The problem with doing this like 'Muslim Countries' do, is that we have massive DEBT and they have NONE. Therefore we have had massive INFLATION, wheras they have not, except for the inflation that WE exported to them, via our debt creation.

¥   befriend   ignore   Sat, 5 Nov 2011, 4:33am PDT   Share   Quote   Like (1)   Dislike     Comment 82

Patrick says

Yes, land does have that large advantage of being impossible to hide, but would the numbers still work?

Add up all the land value and get back to me : )

Plus the severance taxes on natural resources (just like the communists up in Alaska have), and EM spectrum rights (us *giving away* our airwaves last century was a rip-off on the order of us giving away all that land to railway companies in the 1800s).

The Fed says there's only $25T of real estate in this country.

Divided by 130M households, that's only $200,000 per household. Seems low, way low.

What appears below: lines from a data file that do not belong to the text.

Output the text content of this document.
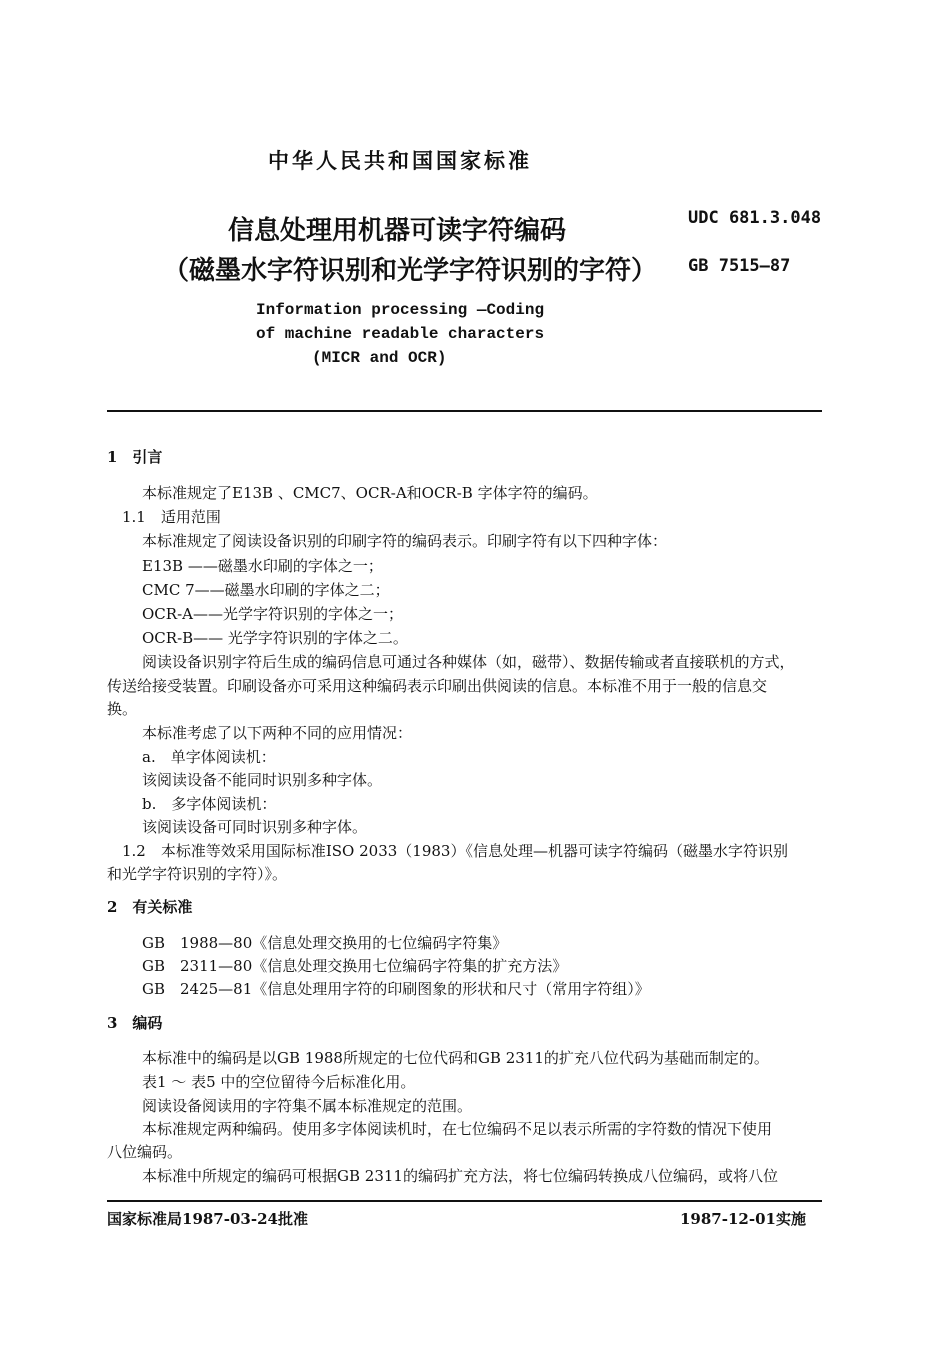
中华人民共和国国家标准
信息处理用机器可读字符编码
（磁墨水字符识别和光学字符识别的字符）
UDC 681.3.048
GB 7515—87
Information processing —Coding
of machine readable characters
(MICR and OCR)
1　引言
本标准规定了E13B 、CMC7、OCR-A和OCR-B 字体字符的编码。
1.1　适用范围
本标准规定了阅读设备识别的印刷字符的编码表示。印刷字符有以下四种字体：
E13B ——磁墨水印刷的字体之一；
CMC 7——磁墨水印刷的字体之二；
OCR-A——光学字符识别的字体之一；
OCR-B—— 光学字符识别的字体之二。
阅读设备识别字符后生成的编码信息可通过各种媒体（如，磁带）、数据传输或者直接联机的方式，
传送给接受装置。印刷设备亦可采用这种编码表示印刷出供阅读的信息。本标准不用于一般的信息交
换。
本标准考虑了以下两种不同的应用情况：
a.　单字体阅读机：
该阅读设备不能同时识别多种字体。
b.　多字体阅读机：
该阅读设备可同时识别多种字体。
1.2　本标准等效采用国际标准ISO 2033（1983）《信息处理—机器可读字符编码（磁墨水字符识别
和光学字符识别的字符）》。
2　有关标准
GB　1988—80《信息处理交换用的七位编码字符集》
GB　2311—80《信息处理交换用七位编码字符集的扩充方法》
GB　2425—81《信息处理用字符的印刷图象的形状和尺寸（常用字符组）》
3　编码
本标准中的编码是以GB 1988所规定的七位代码和GB 2311的扩充八位代码为基础而制定的。
表1 ～ 表5 中的空位留待今后标准化用。
阅读设备阅读用的字符集不属本标准规定的范围。
本标准规定两种编码。使用多字体阅读机时，在七位编码不足以表示所需的字符数的情况下使用
八位编码。
本标准中所规定的编码可根据GB 2311的编码扩充方法，将七位编码转换成八位编码，或将八位
国家标准局1987-03-24批准	1987-12-01实施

Patrick   befriend   ignore   Sun, 6 Nov 2011, 7:22am PST   Share   Quote   Like   Dislike (1)     Comment 83

Maybe the Fed is talking about land owned by private households. There is a certainly a lot of land owned by corporations, religious institutions, and the federal government.

bill1102inf says

Unfortunately the value of all assets are determined by their ability to be financed.

Yes, that's clearly true for housing, where government-sposored mortgage debt drives up the price of houses.

¥   befriend   ignore   Sun, 6 Nov 2011, 11:32am PST   Share   Quote   Like (1)   Dislike     Comment 84

Patrick says

Maybe the Fed is talking about land owned by private households.

$16.2T, or ~$125,000 per household. What a joke.

http://www.federalreserve.gov/releases/z1/current/z1r-5.pdf

Dan8267   befriend   ignore   Mon, 7 Nov 2011, 11:47am PST   Share   Quote   Like   Dislike (1)     Comment 85

Would all assets be taxed? What about my collection of vintage dildos and butt plugs? How would they be assessed? Purchased price or current market value?

cc0   befriend   ignore   Mon, 7 Nov 2011, 4:06pm PST   Share   Quote   Like   Dislike (1)     Comment 86

Dan8267 says

What about my collection of vintage dildos and butt plugs?

I'd suggest (not that the constitution allows this) that the assessed value be the amount of insurance you carry on these items. If you think it's worthless, so does the gov't. If you have a $5M policy, that's the amount you pay the tax on. Since the government wants to be in the insurance business, it can take the tax directly from your insurer so you don't even have to file a form.

Dan8267   befriend   ignore   Tue, 8 Nov 2011, 1:48am PST   Share   Quote   Like   Dislike (1)     Comment 87

cc0 says

Dan8267 says

What about my collection of vintage dildos and butt plugs?

I'd suggest (not that the constitution allows this) that the assessed value be the amount of insurance you carry on these items. If you think it's worthless, so does the gov't. If you have a $5M policy, that's the amount you pay the tax on. Since the government wants to be in the insurance business, it can take the tax directly from your insurer so you don't even have to file a form.

If that's the case, I'd have to pay taxes on my body at the assessed value of several million, the typical limits for health and life insurance (very approximate).

cc0   befriend   ignore   Tue, 8 Nov 2011, 2:02am PST   Share   Quote   Like (1)   Dislike     Comment 88

Dan8267 says

If that's the case, I'd have to pay taxes on my body at the assessed value of several million

As it turns out, the Supreme Court has ruled that people aren't property. At least for non-corporate individuals.